Several limitations should be discussed. First, it was a single-center based prospective cohort study with a relatively small sample size (N = 613), however, this study focused on high-risk noncardiac surgical patients under SMC, which is representative and clinically relevant. In addition, the incidence rates of PMI across different types of surgery were similar to other studies [22, 49], which makes our findings credible (Table 4). Second, there is no unified definition of PMI. Our criterion was consistent with the PMI diagnostic criteria established based on a large international prospective cohort study of PMI [2]. Third, the underlying etiologies of PMI were inferred based on clinical criteria because most patients with PMI did not undergo coronary angiography. Fourth, this study included patients ≥ 65 years old, or ≥ 50 years old with a history of CVD or CV risk factors. As we know, specific clinical conditions can also increase the risk of CVD, such as anaemia, chronic kidney disease (CKD), cancer, chronic obstructive pulmonary disease (COPD), and mental disorders. Therefore, some patients with above mentioned specific clinical conditions might be overlooked. Whereas, in our study, the final cohort included 613 (98.4%) eligible patients after excluding patients without intermediate- or high-risk noncardiac surgery (n = 2), those with preoperative elevated level of cTn (n = 2) or missing the baseline variables(n = 2), and patients aged ≥ 50 years old without history of CVD or CV risk factors(n = 4) (Fig. 2). Among the four patients aged ≥ 50 years old without history of CVD or CV risk factors, none of them combined with anaemia, CKD, cancer, COPD, or mental disorders.
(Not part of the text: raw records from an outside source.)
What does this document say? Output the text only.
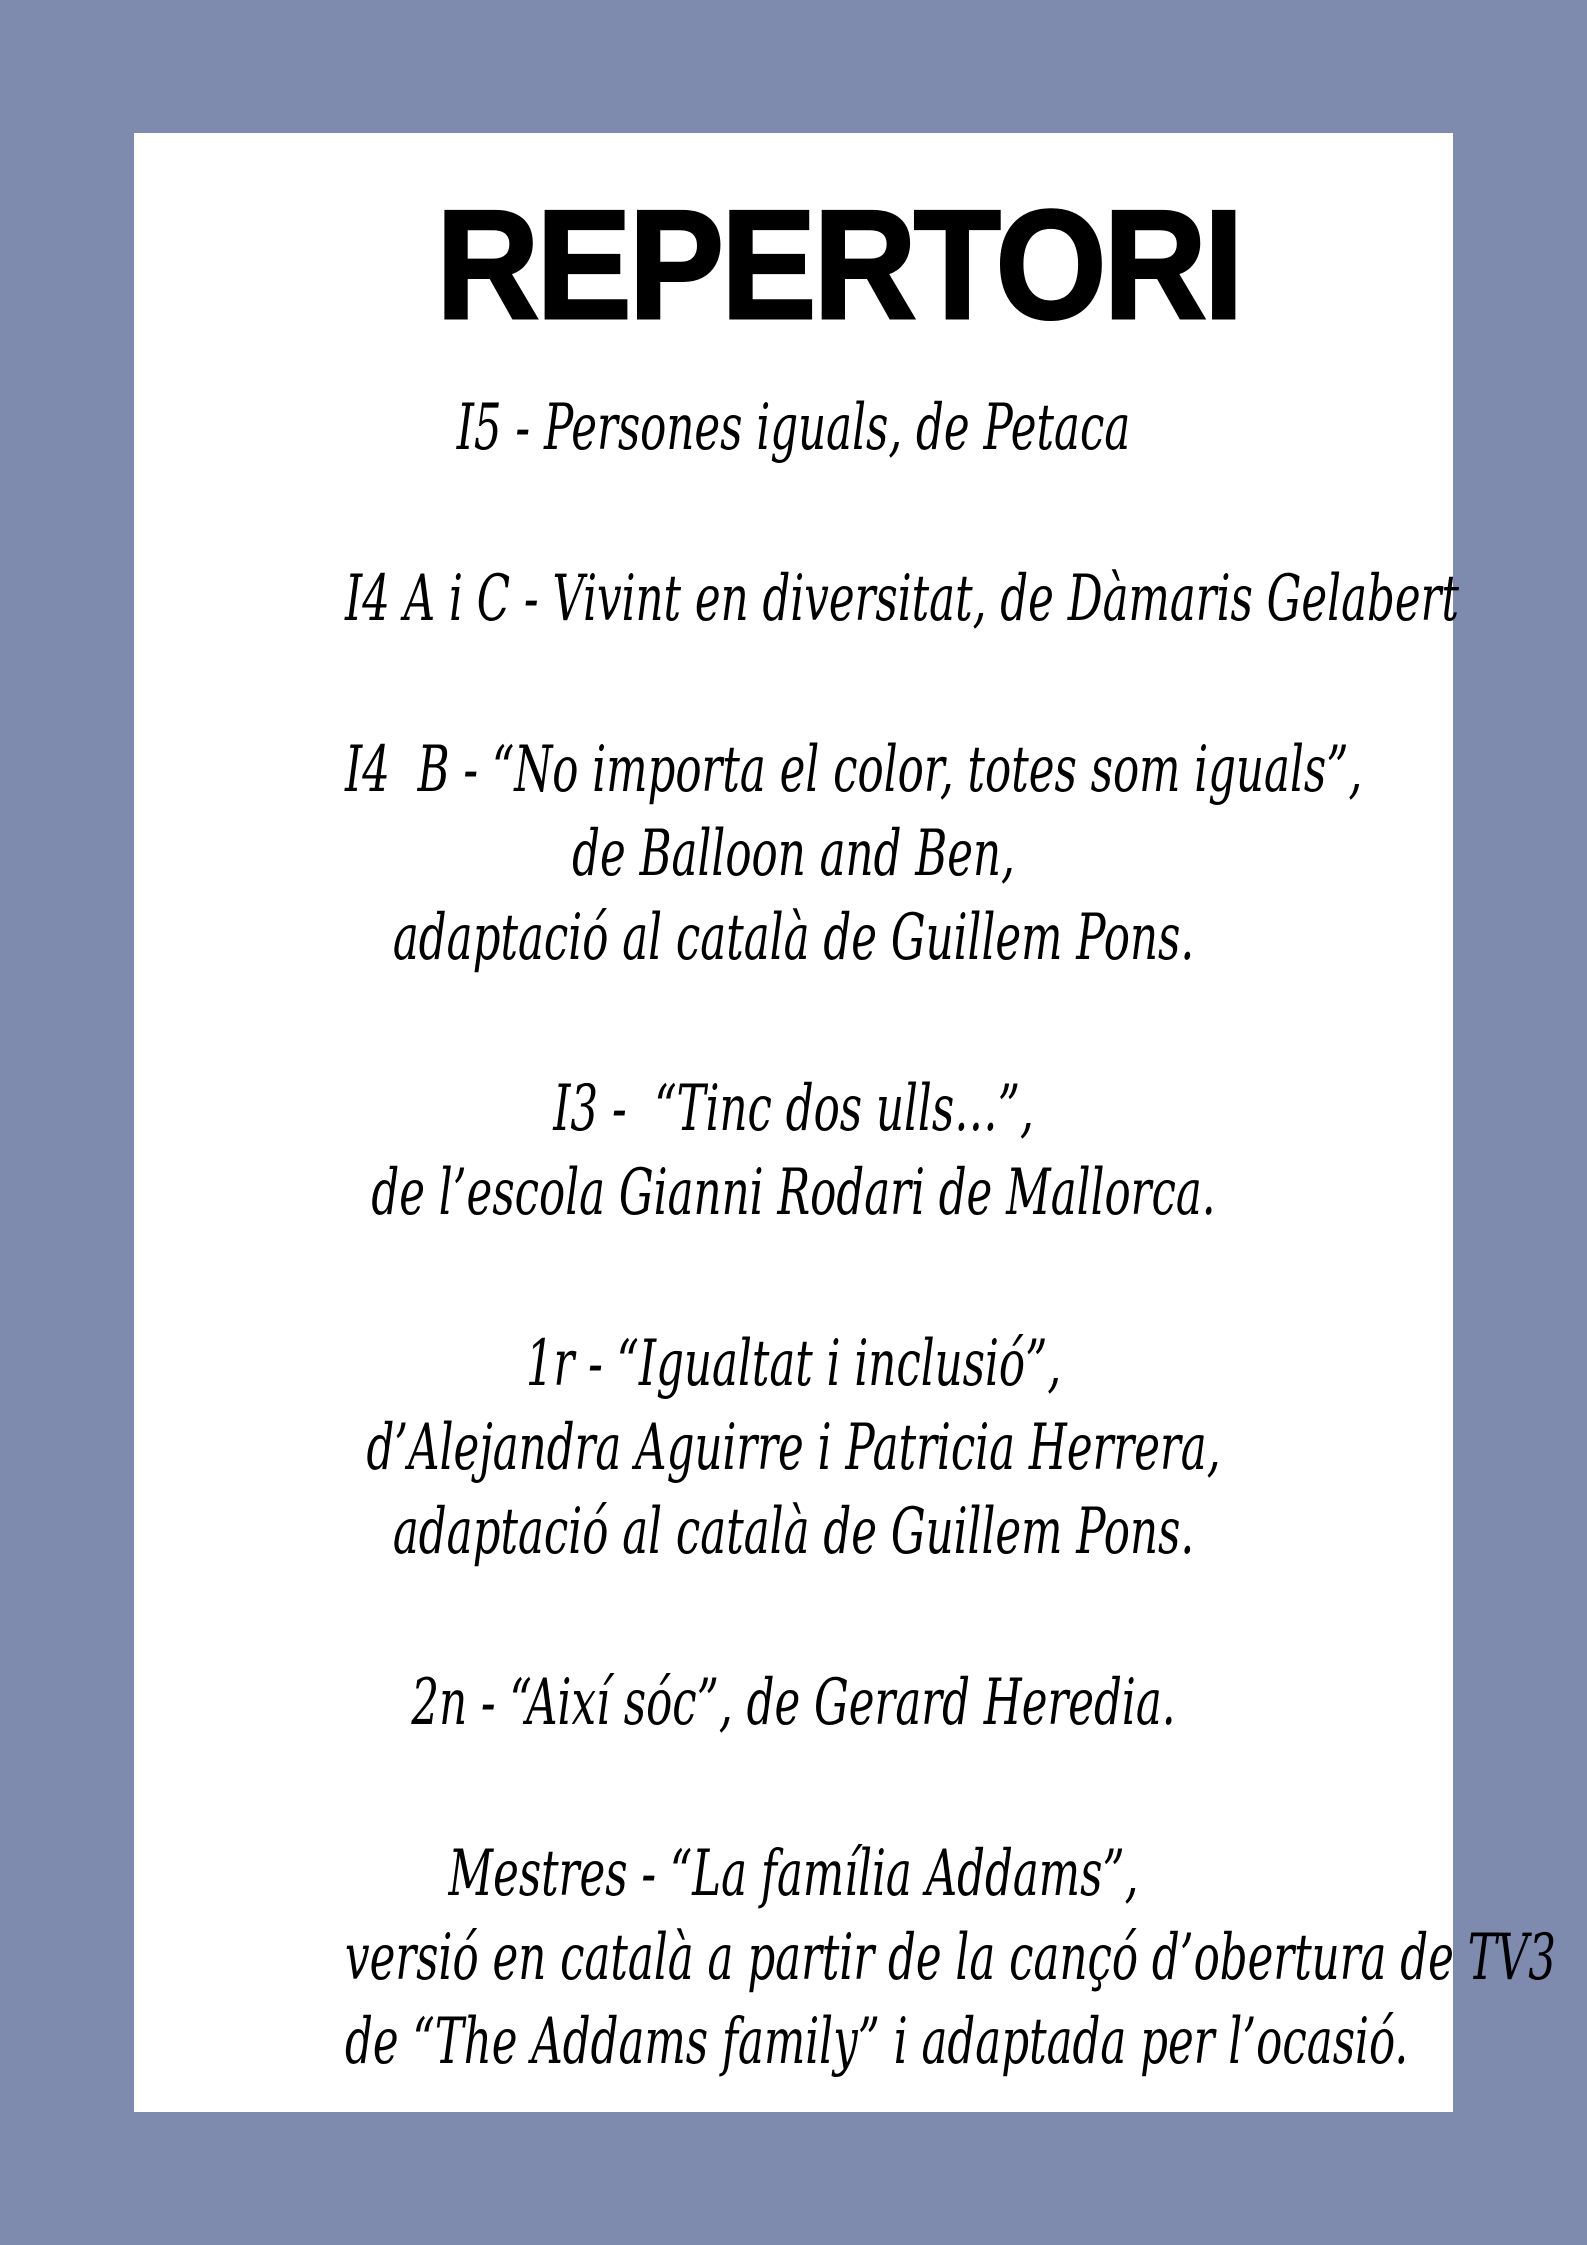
REPERTORI
I5 - Persones iguals, de Petaca
I4 A i C - Vivint en diversitat, de Dàmaris Gelabert
I4  B - “No importa el color, totes som iguals”,
de Balloon and Ben,
adaptació al català de Guillem Pons.
I3 -  “Tinc dos ulls…”,
de l’escola Gianni Rodari de Mallorca.
1r - “Igualtat i inclusió”,
d’Alejandra Aguirre i Patricia Herrera,
adaptació al català de Guillem Pons.
2n - “Així sóc”, de Gerard Heredia.
Mestres - “La família Addams”,
versió en català a partir de la cançó d’obertura de TV3
de “The Addams family” i adaptada per l’ocasió.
Fifth, the inherent limitation of the study was based on its single-center and observational nature, as most of the patients were male and the management of patients is relatively homogenous.

Table 4 Postoperative outcomes of different types of noncardiac surgery

Conclusions and implications

The incidence of PMI was relatively low in high CV risk patients undergoing intermediate- or high-risk noncardiac surgery under SMC. The RCRI performed adequately in terms of predicting PMI. Combining frailty and the RCRI further increased the accuracy of PMI predictions, achieving excellent discriminatory capacity.